Our CEO keeps pushing us to speed up automation deployment. She’s gotten the pitch about AI-powered workflow generation—describe what you want in plain English, and the platform generates the workflow for you. Sounds great on a slide deck, but I’m wondering about reality.
We’ve tried AI-assisted tools before, and it’s always been a false economy. The AI generates something that looks 80% right, but then you spend three times longer debugging and fixing it than you would have spent just building it properly from scratch. The handoff from generated workflow to production-ready automation is where things usually fall apart.
Has anyone actually used a platform where you can describe a workflow, get back a working template, and transition it to production without significant rework? What’s the breakdown of time from description to actually running it? And more importantly, is the generated workflow production-quality or just a starting point that needs heavy customization?
The quality of the generated workflow depends heavily on how specific your description is.

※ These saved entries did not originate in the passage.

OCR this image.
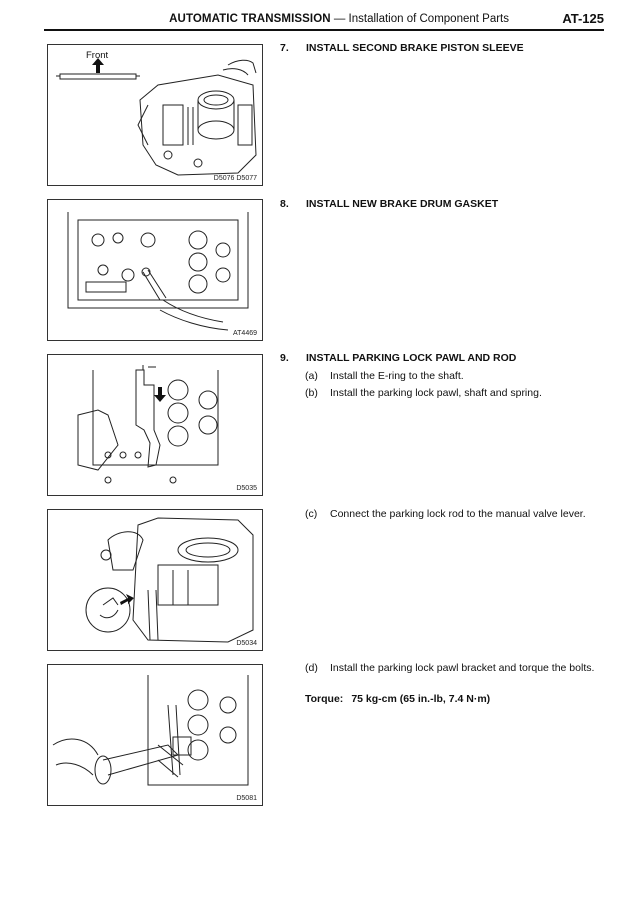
AUTOMATIC TRANSMISSION — Installation of Component Parts	AT-125
Front
D5076 D5077
AT4469
D5035
D5034
D5081
7. INSTALL SECOND BRAKE PISTON SLEEVE
8. INSTALL NEW BRAKE DRUM GASKET
9. INSTALL PARKING LOCK PAWL AND ROD
(a)	Install the E-ring to the shaft.
(b)	Install the parking lock pawl, shaft and spring.
(c)	Connect the parking lock rod to the manual valve lever.
(d)	Install the parking lock pawl bracket and torque the bolts.
Torque: 75 kg-cm (65 in.-lb, 7.4 N·m)
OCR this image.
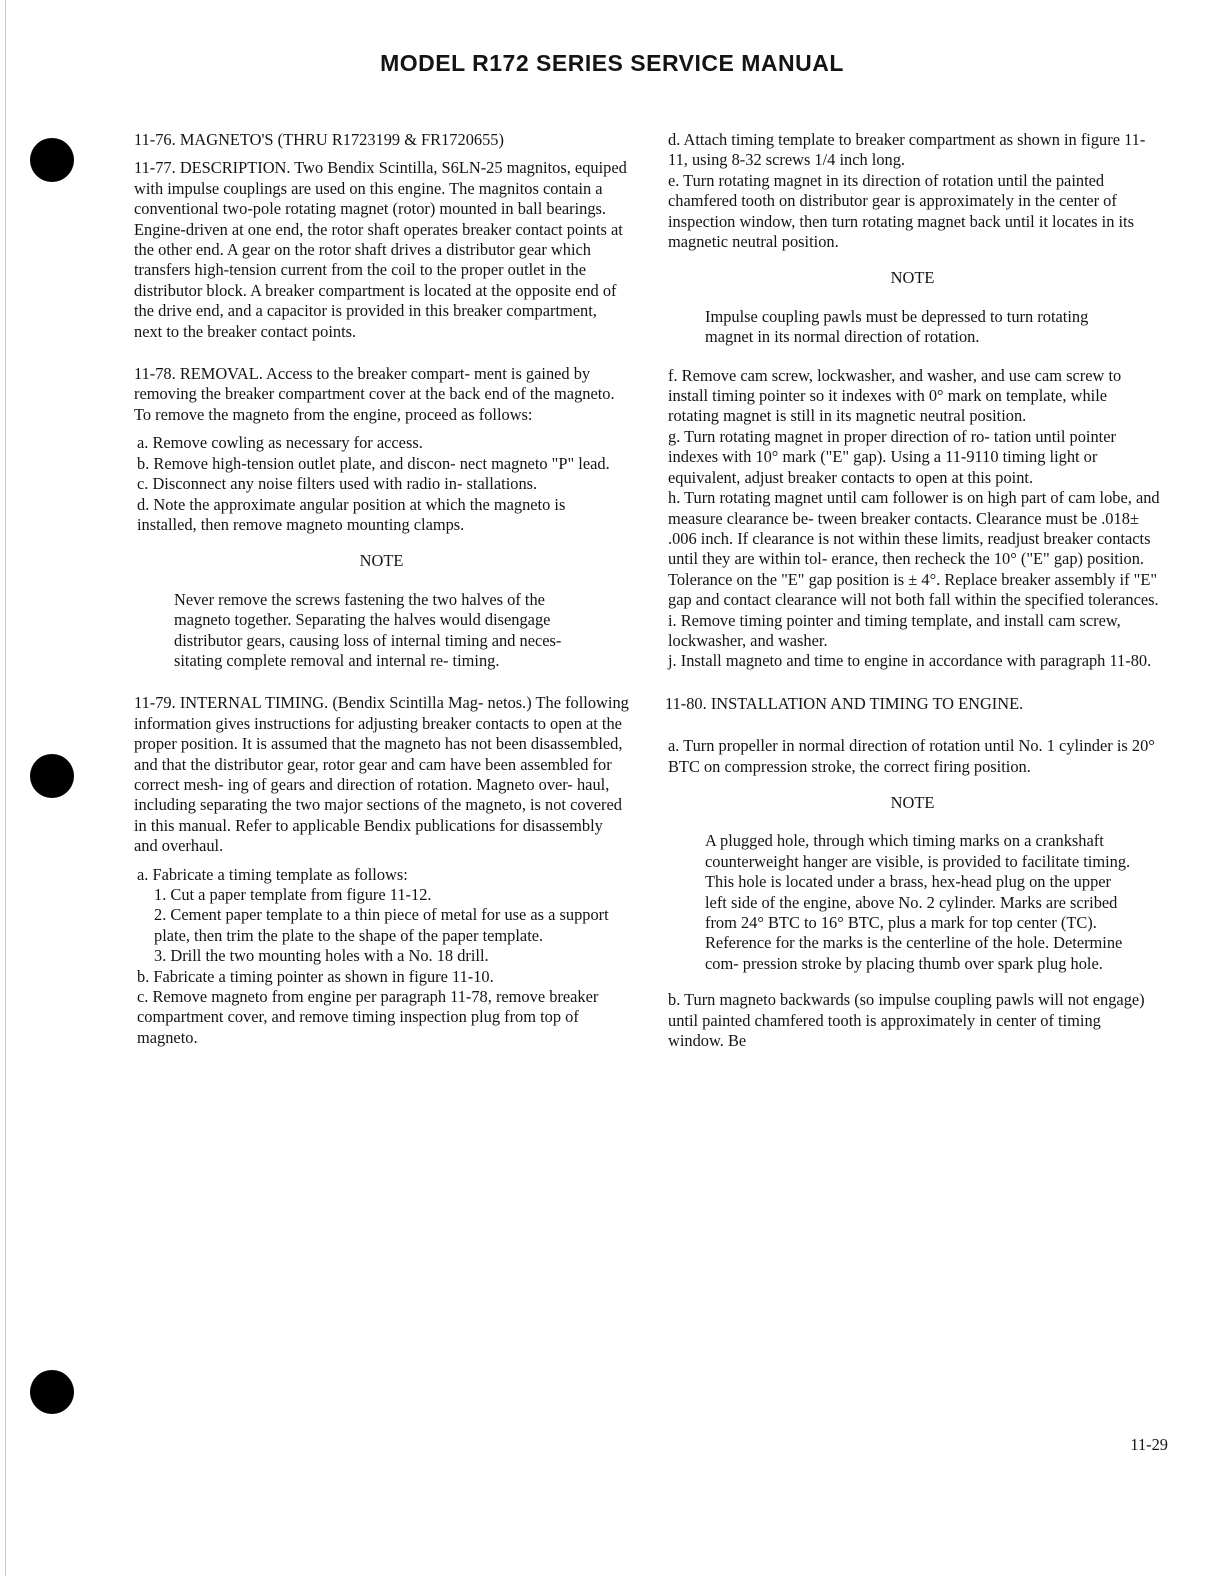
MODEL R172 SERIES SERVICE MANUAL

11-76. MAGNETO'S (THRU R1723199 & FR1720655)

11-77. DESCRIPTION. Two Bendix Scintilla, S6LN-25 magnitos, equiped with impulse couplings are used on this engine. The magnitos contain a conventional two-pole rotating magnet (rotor) mounted in ball bearings. Engine-driven at one end, the rotor shaft operates breaker contact points at the other end. A gear on the rotor shaft drives a distributor gear which transfers high-tension current from the coil to the proper outlet in the distributor block. A breaker compartment is located at the opposite end of the drive end, and a capacitor is provided in this breaker compartment, next to the breaker contact points.

11-78. REMOVAL. Access to the breaker compart- ment is gained by removing the breaker compartment cover at the back end of the magneto. To remove the magneto from the engine, proceed as follows:

a. Remove cowling as necessary for access.

b. Remove high-tension outlet plate, and discon- nect magneto "P" lead.

c. Disconnect any noise filters used with radio in- stallations.

d. Note the approximate angular position at which the magneto is installed, then remove magneto mounting clamps.

NOTE

Never remove the screws fastening the two halves of the magneto together. Separating the halves would disengage distributor gears, causing loss of internal timing and neces- sitating complete removal and internal re- timing.

11-79. INTERNAL TIMING. (Bendix Scintilla Mag- netos.) The following information gives instructions for adjusting breaker contacts to open at the proper position. It is assumed that the magneto has not been disassembled, and that the distributor gear, rotor gear and cam have been assembled for correct mesh- ing of gears and direction of rotation. Magneto over- haul, including separating the two major sections of the magneto, is not covered in this manual. Refer to applicable Bendix publications for disassembly and overhaul.

a. Fabricate a timing template as follows:

1. Cut a paper template from figure 11-12.

2. Cement paper template to a thin piece of metal for use as a support plate, then trim the plate to the shape of the paper template.

3. Drill the two mounting holes with a No. 18 drill.

b. Fabricate a timing pointer as shown in figure 11-10.

c. Remove magneto from engine per paragraph 11-78, remove breaker compartment cover, and remove timing inspection plug from top of magneto.

d. Attach timing template to breaker compartment as shown in figure 11-11, using 8-32 screws 1/4 inch long.

e. Turn rotating magnet in its direction of rotation until the painted chamfered tooth on distributor gear is approximately in the center of inspection window, then turn rotating magnet back until it locates in its magnetic neutral position.

NOTE

Impulse coupling pawls must be depressed to turn rotating magnet in its normal direction of rotation.

f. Remove cam screw, lockwasher, and washer, and use cam screw to install timing pointer so it indexes with 0° mark on template, while rotating magnet is still in its magnetic neutral position.

g. Turn rotating magnet in proper direction of ro- tation until pointer indexes with 10° mark ("E" gap). Using a 11-9110 timing light or equivalent, adjust breaker contacts to open at this point.

h. Turn rotating magnet until cam follower is on high part of cam lobe, and measure clearance be- tween breaker contacts. Clearance must be .018± .006 inch. If clearance is not within these limits, readjust breaker contacts until they are within tol- erance, then recheck the 10° ("E" gap) position. Tolerance on the "E" gap position is ± 4°. Replace breaker assembly if "E" gap and contact clearance will not both fall within the specified tolerances.

i. Remove timing pointer and timing template, and install cam screw, lockwasher, and washer.

j. Install magneto and time to engine in accordance with paragraph 11-80.

11-80. INSTALLATION AND TIMING TO ENGINE.

a. Turn propeller in normal direction of rotation until No. 1 cylinder is 20° BTC on compression stroke, the correct firing position.

NOTE

A plugged hole, through which timing marks on a crankshaft counterweight hanger are visible, is provided to facilitate timing. This hole is located under a brass, hex-head plug on the upper left side of the engine, above No. 2 cylinder. Marks are scribed from 24° BTC to 16° BTC, plus a mark for top center (TC). Reference for the marks is the centerline of the hole. Determine com- pression stroke by placing thumb over spark plug hole.

b. Turn magneto backwards (so impulse coupling pawls will not engage) until painted chamfered tooth is approximately in center of timing window. Be

11-29
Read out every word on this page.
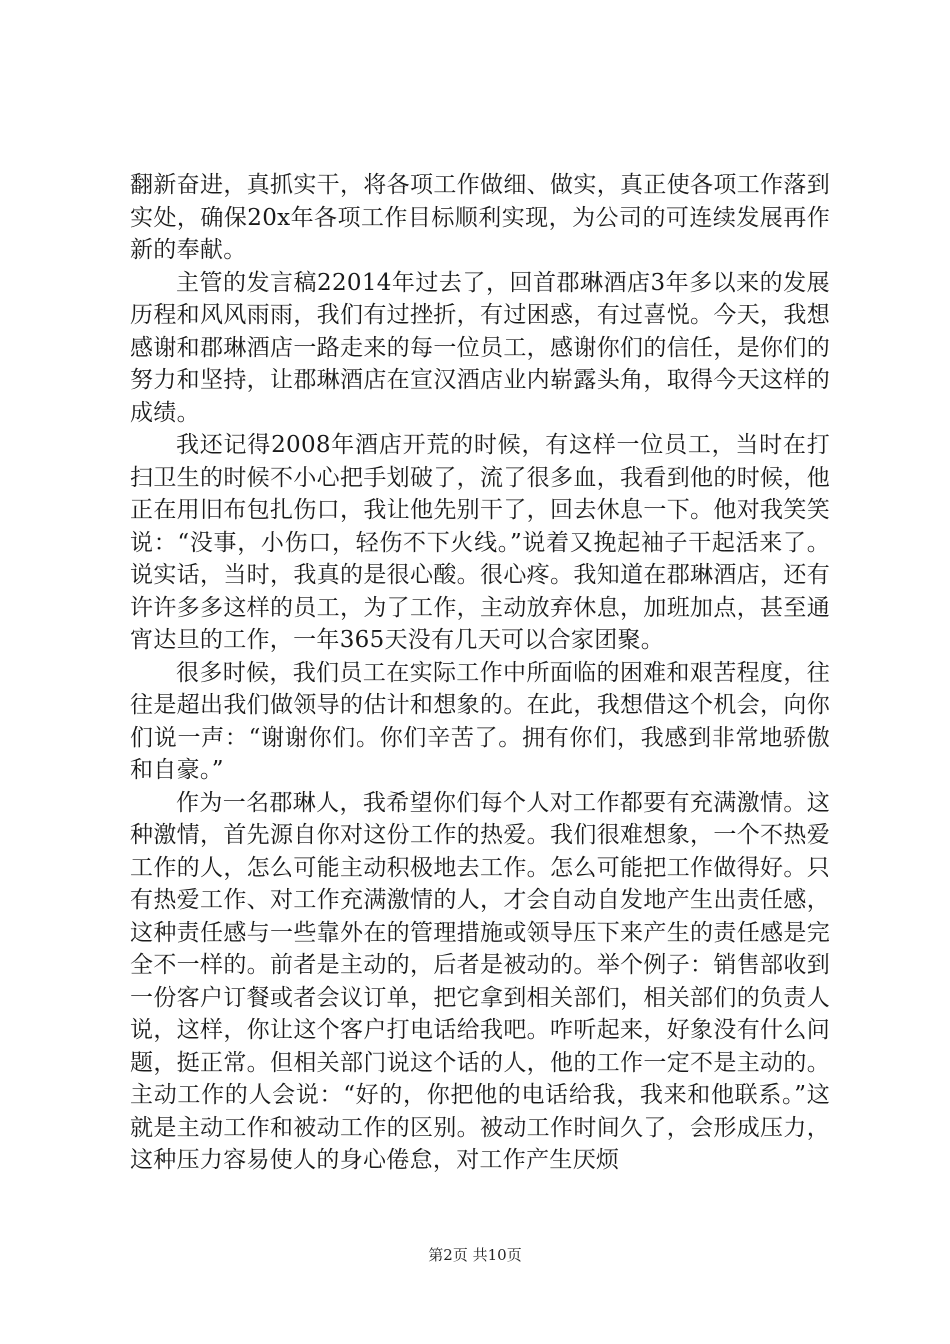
翻新奋进，真抓实干，将各项工作做细、做实，真正使各项工作落到实处，确保20x年各项工作目标顺利实现，为公司的可连续发展再作新的奉献。

主管的发言稿22014年过去了，回首郡琳酒店3年多以来的发展历程和风风雨雨，我们有过挫折，有过困惑，有过喜悦。今天，我想感谢和郡琳酒店一路走来的每一位员工，感谢你们的信任，是你们的努力和坚持，让郡琳酒店在宣汉酒店业内崭露头角，取得今天这样的成绩。

我还记得2008年酒店开荒的时候，有这样一位员工，当时在打扫卫生的时候不小心把手划破了，流了很多血，我看到他的时候，他正在用旧布包扎伤口，我让他先别干了，回去休息一下。他对我笑笑说：“没事，小伤口，轻伤不下火线。”说着又挽起袖子干起活来了。说实话，当时，我真的是很心酸。很心疼。我知道在郡琳酒店，还有许许多多这样的员工，为了工作，主动放弃休息，加班加点，甚至通宵达旦的工作，一年365天没有几天可以合家团聚。

很多时候，我们员工在实际工作中所面临的困难和艰苦程度，往往是超出我们做领导的估计和想象的。在此，我想借这个机会，向你们说一声：“谢谢你们。你们辛苦了。拥有你们，我感到非常地骄傲和自豪。”

作为一名郡琳人，我希望你们每个人对工作都要有充满激情。这种激情，首先源自你对这份工作的热爱。我们很难想象，一个不热爱工作的人，怎么可能主动积极地去工作。怎么可能把工作做得好。只有热爱工作、对工作充满激情的人，才会自动自发地产生出责任感，这种责任感与一些靠外在的管理措施或领导压下来产生的责任感是完全不一样的。前者是主动的，后者是被动的。举个例子：销售部收到一份客户订餐或者会议订单，把它拿到相关部们，相关部们的负责人说，这样，你让这个客户打电话给我吧。咋听起来，好象没有什么问题，挺正常。但相关部门说这个话的人，他的工作一定不是主动的。主动工作的人会说：“好的，你把他的电话给我，我来和他联系。”这就是主动工作和被动工作的区别。被动工作时间久了，会形成压力，这种压力容易使人的身心倦怠，对工作产生厌烦

第2页 共10页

We tried this with a fairly straightforward workflow—extract data from email, categorize it, route to the right team, log the result. We described it in about 50 words, and the platform generated a workflow that was probably 85% correct.
The remaining 15% was edge cases: what happens if the email doesn’t have a category it recognizes? What if the routing table has gaps? These aren’t AI failures—they’re legitimate business logic questions that need human input anyway. Once we clarified those rules, the workflow worked. Total time from description to production was about four hours. We might have spent six hours building it from scratch, so the timesaving was real but not revolutionary.
The bigger benefit was that our operations team could describe workflows without needing engineers to translate their intentions into technical specs. That reduced the communication overhead significantly.
I’d caution against expecting the generated workflow to be production-ready out of the box. It rarely is. But if the platform’s workflow generator is good at capturing the happy path and your team is good at identifying edge cases, you can move from description to production fairly quick.
We did a test with a customer data enrichment workflow. Described it, got something in minutes that handled the main flow, then spent maybe two hours stress-testing edge cases and tightening error handling. Call it three hours total. That’s faster than building from scratch, but you’re not skipping the hard parts of automation—you’re just skipping some of the initial scaffolding work.
The shift from generated to production is where discipline matters most. We have a checklist: Does it handle missing data? What’s the failure mode? Are there reconciliation gaps? Once you lock down that discipline, the generated workflow becomes a genuine timesaver. We’ve gone from description to running workflows in sometimes less than a day when the business logic is clean.